If you’ve ever tried to till up a plot of Georgia Red Clay that hasn’t been amended in any way, your thoughts will immediately try to figure out how to heal such dirt – something that hard when dry and that sticky when wet must need healing! Nothing amends the soil like compost. I won’t try to cover composting in a technical sense here, but even though I’m not a qualified expert, the good news is: you don’t really have to be.
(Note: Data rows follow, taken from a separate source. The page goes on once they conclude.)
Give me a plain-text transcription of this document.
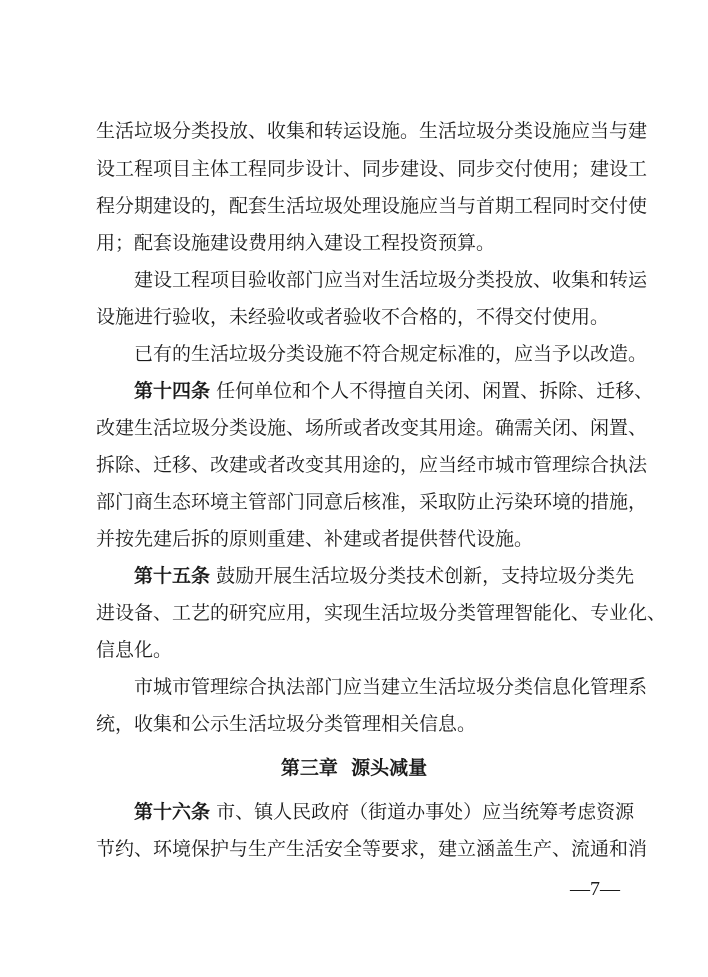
生活垃圾分类投放、收集和转运设施。生活垃圾分类设施应当与建
设工程项目主体工程同步设计、同步建设、同步交付使用；建设工
程分期建设的，配套生活垃圾处理设施应当与首期工程同时交付使
用；配套设施建设费用纳入建设工程投资预算。
建设工程项目验收部门应当对生活垃圾分类投放、收集和转运
设施进行验收，未经验收或者验收不合格的，不得交付使用。
已有的生活垃圾分类设施不符合规定标准的，应当予以改造。
第十四条 任何单位和个人不得擅自关闭、闲置、拆除、迁移、
改建生活垃圾分类设施、场所或者改变其用途。确需关闭、闲置、
拆除、迁移、改建或者改变其用途的，应当经市城市管理综合执法
部门商生态环境主管部门同意后核准，采取防止污染环境的措施，
并按先建后拆的原则重建、补建或者提供替代设施。
第十五条 鼓励开展生活垃圾分类技术创新，支持垃圾分类先
进设备、工艺的研究应用，实现生活垃圾分类管理智能化、专业化、
信息化。
市城市管理综合执法部门应当建立生活垃圾分类信息化管理系
统，收集和公示生活垃圾分类管理相关信息。
第三章  源头减量
第十六条 市、镇人民政府（街道办事处）应当统筹考虑资源
节约、环境保护与生产生活安全等要求，建立涵盖生产、流通和消
—7—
Really, there are two compost piles. Or two ways to approach composting. The best way is if you can keep some animals. Even in your neighborhood a couple of rabbits in the garage can greatly help a compost pile with their rich droppings. With our Jersey cows, we are never short manure and urine. The cows spend at least three hours a day (milking morning and night) in the barn where we manage their manure and urine with wood chips or wood shavings. This mixture alone, once composted is fantastic on the garden!
The other compost pile is without animal manures. This takes a bit more work because you need to work hard to get enough ‘greens’. Grass clipping are probably the best bet. When we lived on a half-acre lot growing up, my brother and I cut about a dozen yards around the neighborhood and we would bring the clippings home – we had deep, black, rich garden soil because of those clippings!
Here’s a shot of some compost we put on the garden last fall:
To build a compost pile, mix your greens (animal manures, grass clippings) with your browns (straw, wood chips/shavings, leaves) and turn the pile as often as you can. Small bins turned by hand or huge piles turned with a tractor all benefit from the aeration that moving and stirring creates. When you can’t differentiate between the greens and browns (it’s all black!) and you can’t smell strong, pungent manure, you’re ready for the garden or raised beds.
Whether you’re keeping a couple of raised beds without animal manures, or you’re gardening to sell veggies and using cow manure, compost is one of the foundations of healing the land!